Obv: Diademed head right

Rev: ΒΑΣΙΛΕΩΣ ΑΡΙΑΡΑΘOV EΠIΦANOYΣ, Athena Nikephoros standing left, with spear and shield; T to inner left; date (off-flan or not present)


The rebellion was quelled before long and the rival, Ariarathes VIII, was expelled and died of disease shortly after. And here is a the second portrait on a coin from Mint B (second regnal year) attributed by Mørkholm to Ariarathes IX after he gained control of this mint and before he closed it.
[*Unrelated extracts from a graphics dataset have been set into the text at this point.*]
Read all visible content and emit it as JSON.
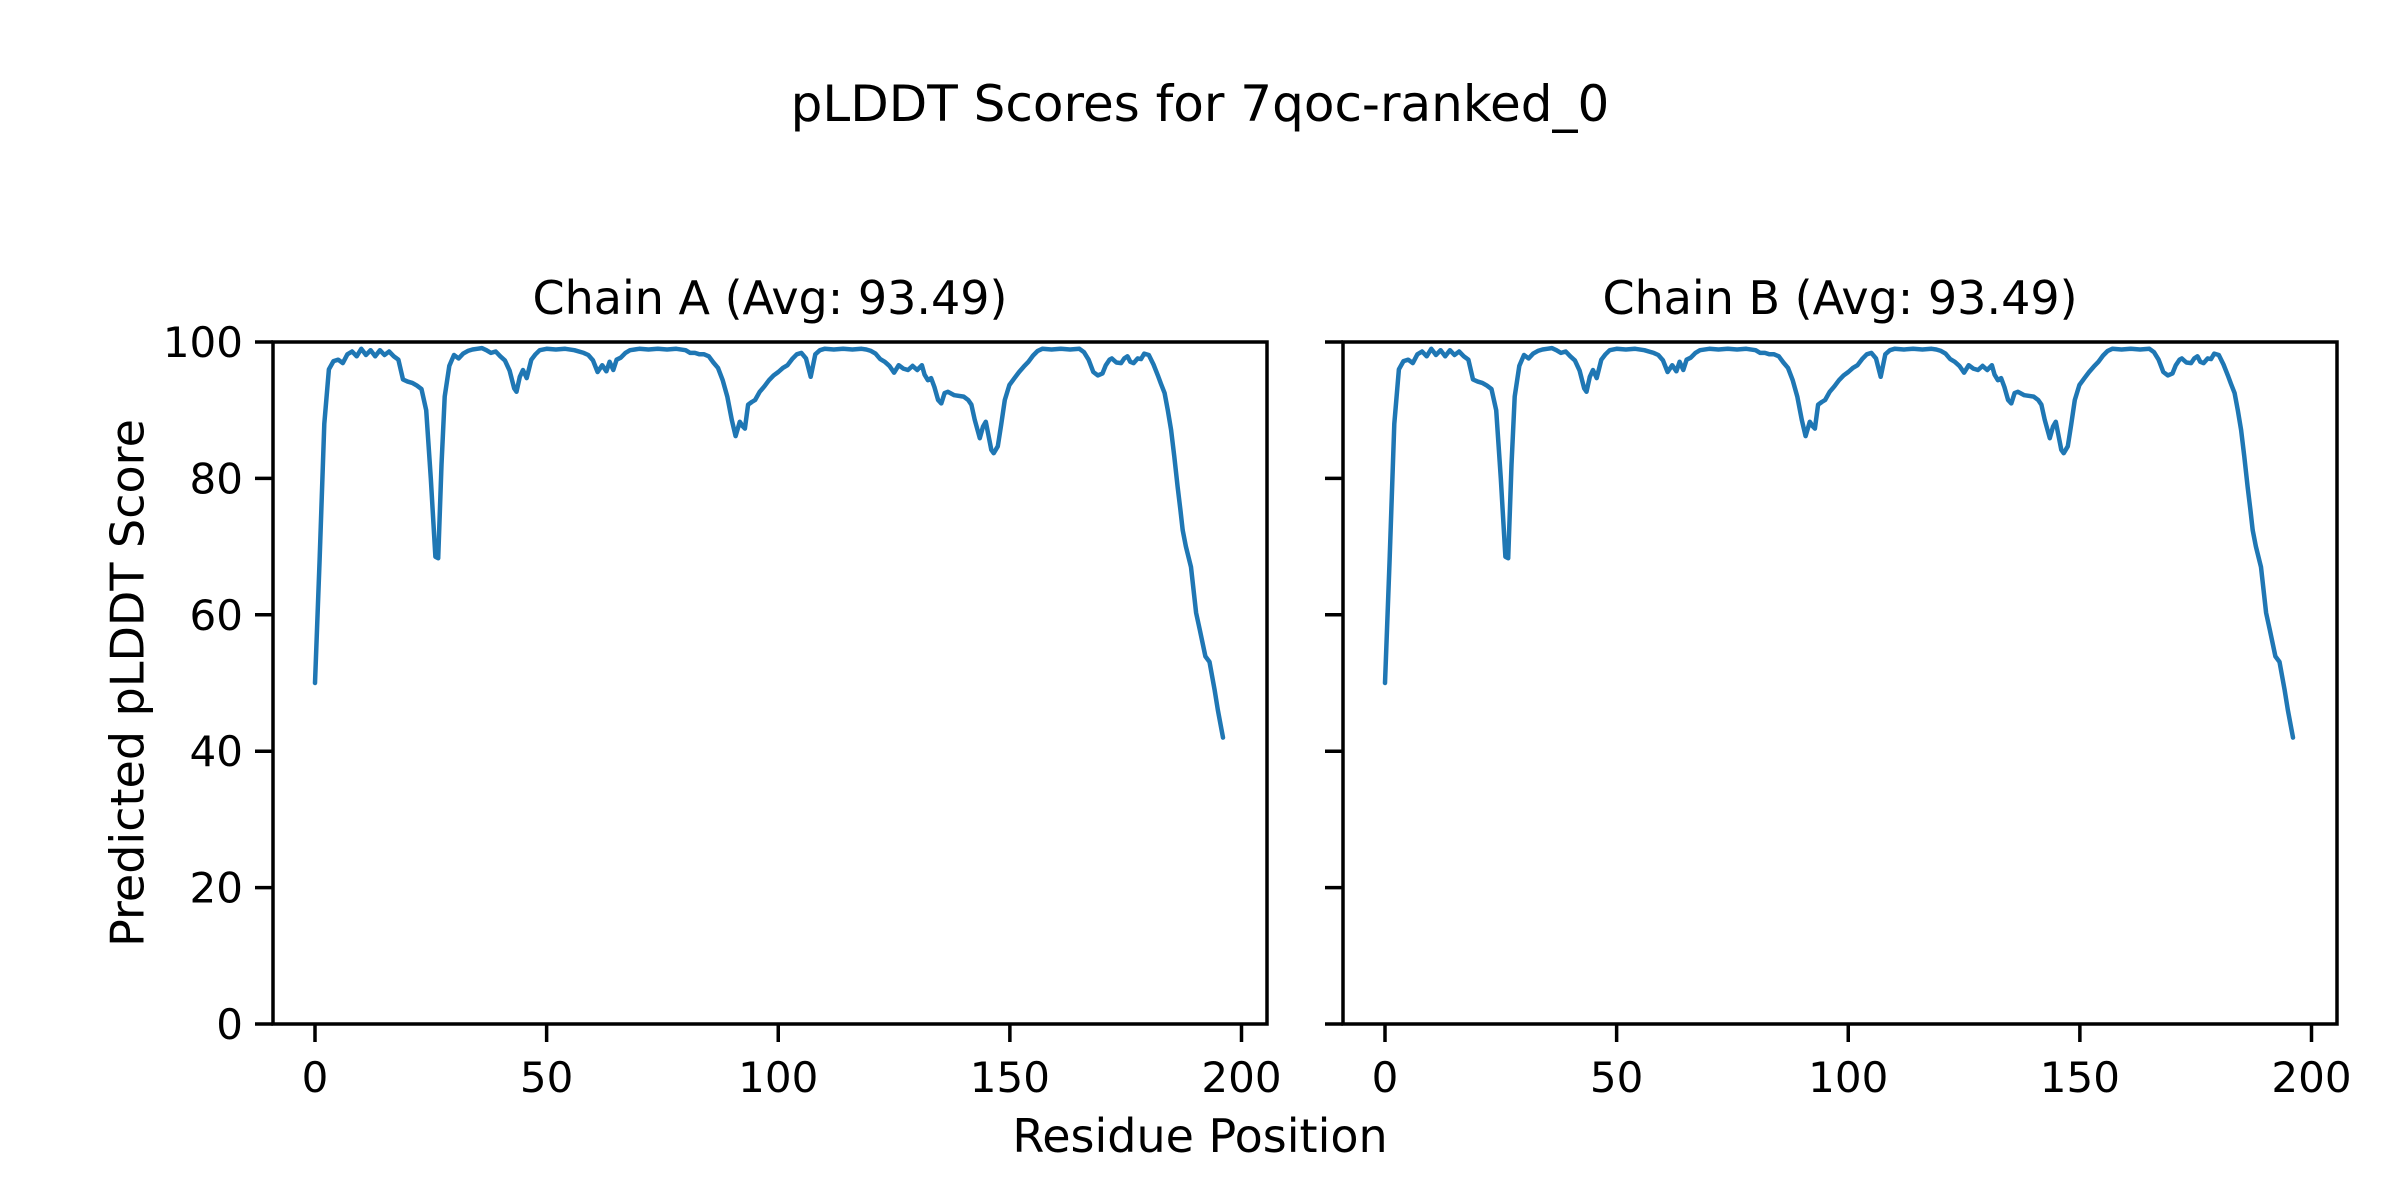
{
  "figure": {
    "suptitle": "pLDDT Scores for 7qoc-ranked_0",
    "xlabel": "Residue Position",
    "ylabel": "Predicted pLDDT Score",
    "background": "#ffffff",
    "text_color": "#000000",
    "spine_color": "#000000"
  },
  "chart_data": {
    "type": "line",
    "title": "pLDDT Scores for 7qoc-ranked_0",
    "xlabel": "Residue Position",
    "ylabel": "Predicted pLDDT Score",
    "grid": false,
    "legend_position": "none",
    "line_color": "#1f77b4",
    "xlim": [
      -9.1,
      205.6
    ],
    "ylim": [
      0,
      100
    ],
    "x_ticks": [
      0,
      50,
      100,
      150,
      200
    ],
    "y_ticks": [
      0,
      20,
      40,
      60,
      80,
      100
    ],
    "subplots": [
      {
        "title": "Chain A (Avg: 93.49)",
        "chain": "A",
        "avg_plddt": 93.49
      },
      {
        "title": "Chain B (Avg: 93.49)",
        "chain": "B",
        "avg_plddt": 93.49
      }
    ],
    "points_x_label": "residue_position",
    "points_y_label": "predicted_plddt",
    "points": [
      [
        0,
        50
      ],
      [
        1,
        68
      ],
      [
        2,
        88
      ],
      [
        3,
        96
      ],
      [
        4,
        97.2
      ],
      [
        5,
        97.4
      ],
      [
        6,
        96.9
      ],
      [
        7,
        98.2
      ],
      [
        8,
        98.6
      ],
      [
        9,
        97.9
      ],
      [
        10,
        99
      ],
      [
        11,
        98.1
      ],
      [
        12,
        98.8
      ],
      [
        13,
        97.9
      ],
      [
        14,
        98.8
      ],
      [
        15,
        98.1
      ],
      [
        16,
        98.6
      ],
      [
        17,
        97.9
      ],
      [
        18,
        97.4
      ],
      [
        19,
        94.5
      ],
      [
        20,
        94.2
      ],
      [
        21,
        94
      ],
      [
        22,
        93.6
      ],
      [
        23,
        93.1
      ],
      [
        24,
        90
      ],
      [
        25,
        80
      ],
      [
        26,
        68.5
      ],
      [
        26.6,
        68.3
      ],
      [
        27.3,
        82
      ],
      [
        28,
        92
      ],
      [
        29,
        96.5
      ],
      [
        30,
        98.1
      ],
      [
        31,
        97.6
      ],
      [
        32,
        98.3
      ],
      [
        33,
        98.7
      ],
      [
        34,
        98.9
      ],
      [
        35,
        99
      ],
      [
        36,
        99.1
      ],
      [
        37,
        98.8
      ],
      [
        38,
        98.4
      ],
      [
        39,
        98.6
      ],
      [
        40,
        97.9
      ],
      [
        41,
        97.3
      ],
      [
        42,
        95.8
      ],
      [
        43,
        93.2
      ],
      [
        43.5,
        92.7
      ],
      [
        44.2,
        94.9
      ],
      [
        44.9,
        95.9
      ],
      [
        45.7,
        94.7
      ],
      [
        46.7,
        97.4
      ],
      [
        47.6,
        98.2
      ],
      [
        48.5,
        98.8
      ],
      [
        50,
        99
      ],
      [
        52,
        98.9
      ],
      [
        54,
        99
      ],
      [
        56,
        98.8
      ],
      [
        58,
        98.4
      ],
      [
        59,
        98.1
      ],
      [
        60,
        97.3
      ],
      [
        61,
        95.6
      ],
      [
        62,
        96.6
      ],
      [
        62.9,
        95.7
      ],
      [
        63.6,
        97.1
      ],
      [
        64.4,
        95.9
      ],
      [
        65.1,
        97.4
      ],
      [
        66,
        97.7
      ],
      [
        67,
        98.4
      ],
      [
        68,
        98.8
      ],
      [
        70,
        99
      ],
      [
        72,
        98.9
      ],
      [
        74,
        99
      ],
      [
        76,
        98.9
      ],
      [
        78,
        99
      ],
      [
        80,
        98.8
      ],
      [
        81,
        98.4
      ],
      [
        82,
        98.4
      ],
      [
        83,
        98.2
      ],
      [
        84,
        98.2
      ],
      [
        85,
        97.9
      ],
      [
        86,
        97
      ],
      [
        87,
        96.2
      ],
      [
        88,
        94.4
      ],
      [
        89,
        92
      ],
      [
        90,
        88.5
      ],
      [
        90.8,
        86.2
      ],
      [
        91.7,
        88.3
      ],
      [
        92.4,
        87.6
      ],
      [
        92.8,
        87.3
      ],
      [
        93.5,
        90.8
      ],
      [
        94.3,
        91.2
      ],
      [
        95,
        91.5
      ],
      [
        96,
        92.7
      ],
      [
        97,
        93.5
      ],
      [
        98,
        94.4
      ],
      [
        99,
        95.1
      ],
      [
        100,
        95.6
      ],
      [
        101,
        96.2
      ],
      [
        102,
        96.6
      ],
      [
        103,
        97.5
      ],
      [
        104,
        98.2
      ],
      [
        105,
        98.4
      ],
      [
        106,
        97.6
      ],
      [
        107,
        94.9
      ],
      [
        108,
        98.2
      ],
      [
        109,
        98.8
      ],
      [
        110,
        99
      ],
      [
        112,
        98.9
      ],
      [
        114,
        99
      ],
      [
        116,
        98.9
      ],
      [
        118,
        99
      ],
      [
        119,
        98.9
      ],
      [
        120,
        98.7
      ],
      [
        121,
        98.3
      ],
      [
        122,
        97.5
      ],
      [
        123,
        97.1
      ],
      [
        124,
        96.5
      ],
      [
        125,
        95.5
      ],
      [
        126,
        96.6
      ],
      [
        127,
        96.1
      ],
      [
        128,
        95.9
      ],
      [
        129,
        96.5
      ],
      [
        130,
        95.9
      ],
      [
        131,
        96.6
      ],
      [
        131.6,
        95.2
      ],
      [
        132.3,
        94.4
      ],
      [
        133,
        94.7
      ],
      [
        133.7,
        93.4
      ],
      [
        134.5,
        91.5
      ],
      [
        135.2,
        91
      ],
      [
        135.9,
        92.5
      ],
      [
        136.6,
        92.7
      ],
      [
        138,
        92.2
      ],
      [
        140,
        92
      ],
      [
        141,
        91.5
      ],
      [
        141.7,
        90.8
      ],
      [
        142.4,
        88.6
      ],
      [
        143.5,
        85.9
      ],
      [
        144.2,
        87.6
      ],
      [
        144.8,
        88.3
      ],
      [
        145.3,
        86.6
      ],
      [
        146,
        84.2
      ],
      [
        146.5,
        83.7
      ],
      [
        147.4,
        84.7
      ],
      [
        148.1,
        87.8
      ],
      [
        148.9,
        91.5
      ],
      [
        149.9,
        93.7
      ],
      [
        151,
        94.7
      ],
      [
        152,
        95.6
      ],
      [
        153,
        96.4
      ],
      [
        154,
        97.1
      ],
      [
        155,
        98
      ],
      [
        156,
        98.7
      ],
      [
        157,
        99
      ],
      [
        159,
        98.9
      ],
      [
        161,
        99
      ],
      [
        163,
        98.9
      ],
      [
        165,
        99
      ],
      [
        166,
        98.5
      ],
      [
        167,
        97.4
      ],
      [
        168,
        95.6
      ],
      [
        169,
        95.1
      ],
      [
        170,
        95.4
      ],
      [
        170.7,
        96.6
      ],
      [
        171.5,
        97.4
      ],
      [
        172,
        97.6
      ],
      [
        173,
        97
      ],
      [
        174,
        96.9
      ],
      [
        174.7,
        97.6
      ],
      [
        175.4,
        97.9
      ],
      [
        176,
        97.1
      ],
      [
        176.7,
        96.9
      ],
      [
        177.6,
        97.6
      ],
      [
        178.3,
        97.5
      ],
      [
        179,
        98.3
      ],
      [
        180,
        98.1
      ],
      [
        181,
        96.7
      ],
      [
        182,
        95
      ],
      [
        182.6,
        93.9
      ],
      [
        183.4,
        92.5
      ],
      [
        184.1,
        90
      ],
      [
        184.8,
        87.1
      ],
      [
        185.5,
        83.2
      ],
      [
        186.2,
        78.8
      ],
      [
        186.8,
        75.4
      ],
      [
        187.3,
        72.4
      ],
      [
        188,
        70
      ],
      [
        189.1,
        67
      ],
      [
        190.2,
        60.3
      ],
      [
        191,
        57.8
      ],
      [
        192.2,
        53.9
      ],
      [
        193.1,
        53.1
      ],
      [
        194.2,
        49
      ],
      [
        194.9,
        46
      ],
      [
        196,
        42
      ]
    ]
  }
}
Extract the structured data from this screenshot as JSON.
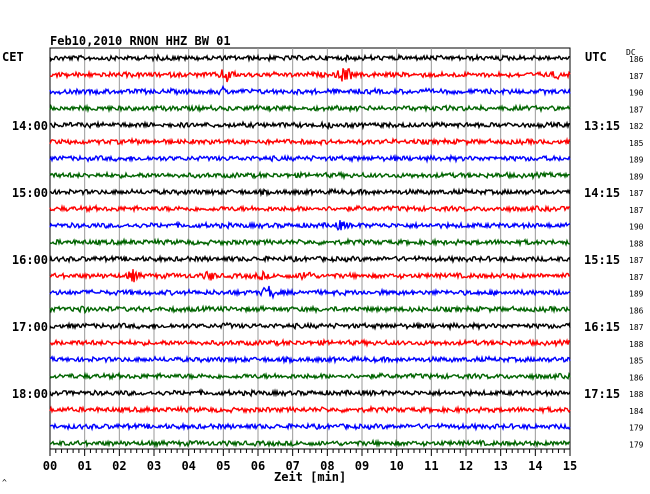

Kings of Cappadocia, Mint B, Ariarathes IX Eusebes, 100-95 BC, dated RY 2=99/8 BC, AR drachm

Obv: Diademed head of Ariarathes to right / BAΣΙΛΕΩΣ APIAPAΘOY EYΣEBOYΣ

Rev: Athena Nikephoros standing left, to inner left, T, to inner right, Λ, B (date) in exergue


The third, and very different portrait style for Ariarathes IX, can be seen in this coin, from year 4 of his reign, from the time of this uprising. Otto Mørkholm’s article explains why these portraits are so different. Mørkholm suggests that the portrait incorporates features of Mithridates VI with those of his son, to send a message to the Cappadocians that under his son’s reign, they are ruled by Mithridates VI.

Kings of Cappadocia, Ariarathes IX Eusebes Philopator, circa 100-85 BC. AR Drachm, Mint A (Eusebeia-Mazaka), Dated RY 4 (97/6 BC)

Obv: Diademed head right, with the features of Mithradates VI of Pontos

Rev: BAΣΙΛΕΩΣ APIAPAΘOY EYΣEBOY, Athena Nikephoros standing left; monogram to inner left, Δ (date) in exergue



The first portrait was originally attributed by Simonetta to Ariarathes V but Mørkholm uses hoard evidence, and die links to move it to Ariarathes IX. This coin was issued in the first year of the reign of Ariarathes IX. (See more on Morkholm v. Simonetta in this post)


To conclude the story, here is a drachm from Capadoccia of Ariobarzanes who was chosen by the Cappadocian people as King after the Romans deposed Ariarathes IX. This coin has a particularly elegant and expressive portrait:

Kings of Cappadocia, Ariobarzanes I Philoromaios, 96-63 BC, AR Drachm, 17mm, 3.98 g, dated RY 25 (71/0 BC)

Obv: Diademed head right

Rev: Athena Nikephoros standing left; monogram in inner left field, KE (date) in exergue.